First there was the burned Banksy, now the winning bidder of an NFT of a drawing by Jean-Michel Basquiat will be given the option to destroy the original.
The 1986 mixed media work on paper, Free Comb with Pagoda, was bought privately in 2015 for an undisclosed sum. It had previously been offered at Heritage Auctions in Texas in 2012 for $80,000-$120,000, but failed to find a home. An NFT of the work is now being sold on OpenSea marketplace, where bidding starts at one ethereum (the equivalent of around $2,500).
But, in a twist some will view as perverse, the physical drawing will be “deconstructed” on purchase, if the buyer so wishes, leaving the NFT as “the only remaining form” of the Basquiat work, which was authenticated by the late artist’s foundation in 2002.
The auction is sponsored by Daystrom, the self-described “digital provocateurs” behind the online bank the late singer David Bowie launched in 2000. In a statement online, the anonymous founders of Daystrom say: “Value has become increasingly fungible, diluted and unstable in our evolving metaverse and there’s a tremendous spike in user demand for exclusivity. NFT assets provide this exclusivity and create an entirely new online value system that was previously unimaginable.”
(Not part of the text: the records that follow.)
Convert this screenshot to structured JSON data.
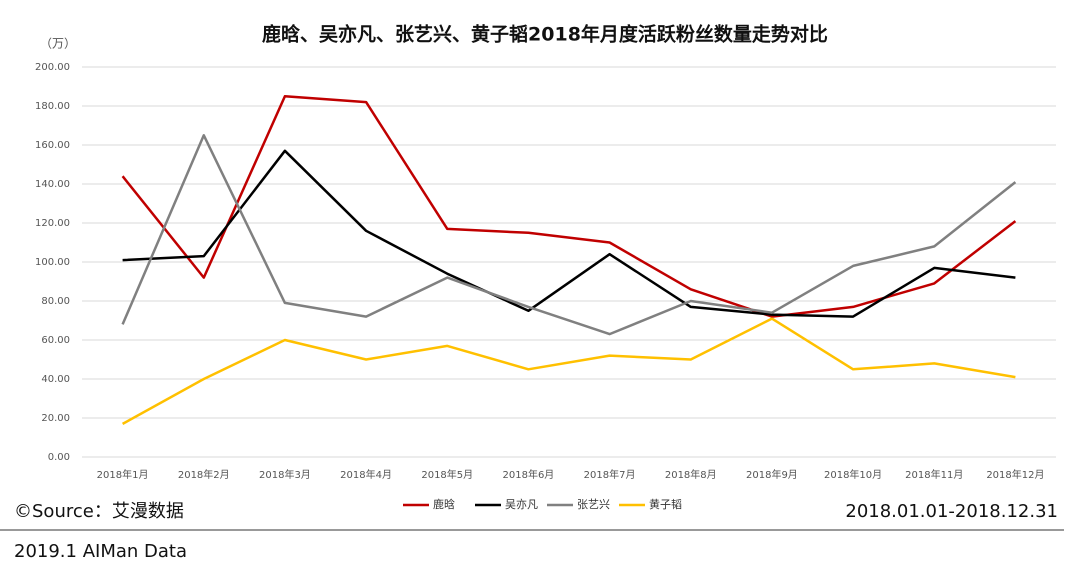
{
  "chart_data": {
    "type": "line",
    "title": "鹿晗、吴亦凡、张艺兴、黄子韬2018年月度活跃粉丝数量走势对比",
    "y_unit": "（万）",
    "categories": [
      "2018年1月",
      "2018年2月",
      "2018年3月",
      "2018年4月",
      "2018年5月",
      "2018年6月",
      "2018年7月",
      "2018年8月",
      "2018年9月",
      "2018年10月",
      "2018年11月",
      "2018年12月"
    ],
    "series": [
      {
        "name": "鹿晗",
        "color": "#c00000",
        "values": [
          144,
          92,
          185,
          182,
          117,
          115,
          110,
          86,
          72,
          77,
          89,
          121
        ]
      },
      {
        "name": "吴亦凡",
        "color": "#000000",
        "values": [
          101,
          103,
          157,
          116,
          94,
          75,
          104,
          77,
          73,
          72,
          97,
          92
        ]
      },
      {
        "name": "张艺兴",
        "color": "#808080",
        "values": [
          68,
          165,
          79,
          72,
          92,
          77,
          63,
          80,
          74,
          98,
          108,
          141
        ]
      },
      {
        "name": "黄子韬",
        "color": "#ffc000",
        "values": [
          17,
          40,
          60,
          50,
          57,
          45,
          52,
          50,
          71,
          45,
          48,
          41
        ]
      }
    ],
    "ylim": [
      0,
      200
    ],
    "yticks": [
      {
        "value": 0,
        "label": "0.00"
      },
      {
        "value": 20,
        "label": "20.00"
      },
      {
        "value": 40,
        "label": "40.00"
      },
      {
        "value": 60,
        "label": "60.00"
      },
      {
        "value": 80,
        "label": "80.00"
      },
      {
        "value": 100,
        "label": "100.00"
      },
      {
        "value": 120,
        "label": "120.00"
      },
      {
        "value": 140,
        "label": "140.00"
      },
      {
        "value": 160,
        "label": "160.00"
      },
      {
        "value": 180,
        "label": "180.00"
      },
      {
        "value": 200,
        "label": "200.00"
      }
    ],
    "grid": true,
    "legend": "bottom",
    "source": "©Source：艾漫数据",
    "date_range": "2018.01.01-2018.12.31",
    "footer": "2019.1  AIMan Data"
  }
}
According to Daystrom, the transaction, which will be stamped on the Ethereum blockchain, will “memorialise ownership” as well as “reproduction and IP rights that will be sold to the highest bidder in perpetuity”—though the consensus is that buying an NFT, much like a physical work of art, does not confer copyright. Licensing intellectual property rights is possible, though legally tricky. The potential destruction also raises issues about the artist's moral rights.
Whether destroying the original Basquiat helps ensure its eternal authenticity on the blockchain remains to be seen. In the meantime, it is hard to view its “deconstruction” as anything but iconoclasm.